La chaîne de café américaine Starbucks a obtenu gain de cause en septembre 2019 dans un premier temps contre Bruxelles, ce qui l’a obligée à payer 30 millions d’euros d’arriérés d’impôts aux Pays-Bas.

Pratiques dénoncées
En revanche, le constructeur automobile italien Fiat n’avait pas réussi à annuler une décision sur le même montant au Luxembourg avec les mêmes juges européens.

Le traitement fiscal extrêmement favorable des grandes entreprises par certains pays de l’UE comme la Belgique, l’Irlande, le Luxembourg et les Pays-Bas est dénoncé par les ONG depuis de nombreuses années. Ces pays sont accusés de sécuriser les investissements et les emplois sur leur sol au détriment du dumping, ce qui conduit à une baisse des recettes fiscales en Europe et à une distorsion de la concurrence entre les entreprises.

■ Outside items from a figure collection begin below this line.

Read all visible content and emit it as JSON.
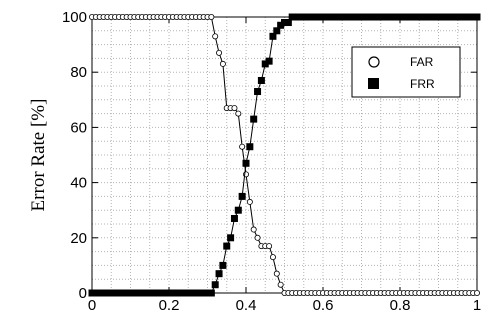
{
  "chart_data": {
    "type": "scatter",
    "title": "",
    "xlabel": "",
    "ylabel": "Error Rate [%]",
    "xlim": [
      0,
      1
    ],
    "ylim": [
      0,
      100
    ],
    "x_ticks": [
      "0",
      "0.2",
      "0.4",
      "0.6",
      "0.8",
      "1"
    ],
    "y_ticks": [
      "0",
      "20",
      "40",
      "60",
      "80",
      "100"
    ],
    "grid": true,
    "legend": "top-right",
    "series": [
      {
        "name": "FAR",
        "marker": "open-circle",
        "x": [
          0,
          0.01,
          0.02,
          0.03,
          0.04,
          0.05,
          0.06,
          0.07,
          0.08,
          0.09,
          0.1,
          0.11,
          0.12,
          0.13,
          0.14,
          0.15,
          0.16,
          0.17,
          0.18,
          0.19,
          0.2,
          0.21,
          0.22,
          0.23,
          0.24,
          0.25,
          0.26,
          0.27,
          0.28,
          0.29,
          0.3,
          0.31,
          0.32,
          0.33,
          0.34,
          0.35,
          0.36,
          0.37,
          0.38,
          0.39,
          0.4,
          0.41,
          0.42,
          0.43,
          0.44,
          0.45,
          0.46,
          0.47,
          0.48,
          0.49,
          0.5,
          0.51,
          0.52,
          0.53,
          0.54,
          0.55,
          0.56,
          0.57,
          0.58,
          0.59,
          0.6,
          0.61,
          0.62,
          0.63,
          0.64,
          0.65,
          0.66,
          0.67,
          0.68,
          0.69,
          0.7,
          0.71,
          0.72,
          0.73,
          0.74,
          0.75,
          0.76,
          0.77,
          0.78,
          0.79,
          0.8,
          0.81,
          0.82,
          0.83,
          0.84,
          0.85,
          0.86,
          0.87,
          0.88,
          0.89,
          0.9,
          0.91,
          0.92,
          0.93,
          0.94,
          0.95,
          0.96,
          0.97,
          0.98,
          0.99,
          1.0
        ],
        "y": [
          100,
          100,
          100,
          100,
          100,
          100,
          100,
          100,
          100,
          100,
          100,
          100,
          100,
          100,
          100,
          100,
          100,
          100,
          100,
          100,
          100,
          100,
          100,
          100,
          100,
          100,
          100,
          100,
          100,
          100,
          100,
          100,
          93,
          87,
          83,
          67,
          67,
          67,
          65,
          53,
          43,
          33,
          23,
          20,
          17,
          17,
          17,
          13,
          7,
          3,
          0,
          0,
          0,
          0,
          0,
          0,
          0,
          0,
          0,
          0,
          0,
          0,
          0,
          0,
          0,
          0,
          0,
          0,
          0,
          0,
          0,
          0,
          0,
          0,
          0,
          0,
          0,
          0,
          0,
          0,
          0,
          0,
          0,
          0,
          0,
          0,
          0,
          0,
          0,
          0,
          0,
          0,
          0,
          0,
          0,
          0,
          0,
          0,
          0,
          0,
          0
        ]
      },
      {
        "name": "FRR",
        "marker": "filled-square",
        "x": [
          0,
          0.01,
          0.02,
          0.03,
          0.04,
          0.05,
          0.06,
          0.07,
          0.08,
          0.09,
          0.1,
          0.11,
          0.12,
          0.13,
          0.14,
          0.15,
          0.16,
          0.17,
          0.18,
          0.19,
          0.2,
          0.21,
          0.22,
          0.23,
          0.24,
          0.25,
          0.26,
          0.27,
          0.28,
          0.29,
          0.3,
          0.31,
          0.32,
          0.33,
          0.34,
          0.35,
          0.36,
          0.37,
          0.38,
          0.39,
          0.4,
          0.41,
          0.42,
          0.43,
          0.44,
          0.45,
          0.46,
          0.47,
          0.48,
          0.49,
          0.5,
          0.51,
          0.52,
          0.53,
          0.54,
          0.55,
          0.56,
          0.57,
          0.58,
          0.59,
          0.6,
          0.61,
          0.62,
          0.63,
          0.64,
          0.65,
          0.66,
          0.67,
          0.68,
          0.69,
          0.7,
          0.71,
          0.72,
          0.73,
          0.74,
          0.75,
          0.76,
          0.77,
          0.78,
          0.79,
          0.8,
          0.81,
          0.82,
          0.83,
          0.84,
          0.85,
          0.86,
          0.87,
          0.88,
          0.89,
          0.9,
          0.91,
          0.92,
          0.93,
          0.94,
          0.95,
          0.96,
          0.97,
          0.98,
          0.99,
          1.0
        ],
        "y": [
          0,
          0,
          0,
          0,
          0,
          0,
          0,
          0,
          0,
          0,
          0,
          0,
          0,
          0,
          0,
          0,
          0,
          0,
          0,
          0,
          0,
          0,
          0,
          0,
          0,
          0,
          0,
          0,
          0,
          0,
          0,
          0,
          3,
          7,
          10,
          17,
          20,
          27,
          30,
          35,
          47,
          53,
          63,
          73,
          77,
          83,
          84,
          93,
          95,
          97,
          98,
          98,
          100,
          100,
          100,
          100,
          100,
          100,
          100,
          100,
          100,
          100,
          100,
          100,
          100,
          100,
          100,
          100,
          100,
          100,
          100,
          100,
          100,
          100,
          100,
          100,
          100,
          100,
          100,
          100,
          100,
          100,
          100,
          100,
          100,
          100,
          100,
          100,
          100,
          100,
          100,
          100,
          100,
          100,
          100,
          100,
          100,
          100,
          100,
          100,
          100
        ]
      }
    ]
  }
}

Quelle que soit l’issue des procédures en cours, le problème pourrait bientôt être résolu par la révolution fiscale internationale parrainée par le gouvernement américain. En effet, le président Joe Biden souhaite un impôt global minimum sur les sociétés.

Une réforme dans ce sens est en cours de négociation sous les auspices de l’Organisation de coopération et de développement économiques (OCDE). Si cela réussit, cela augmenterait les impôts et résoudrait les problèmes de distorsion au sein de l’UE.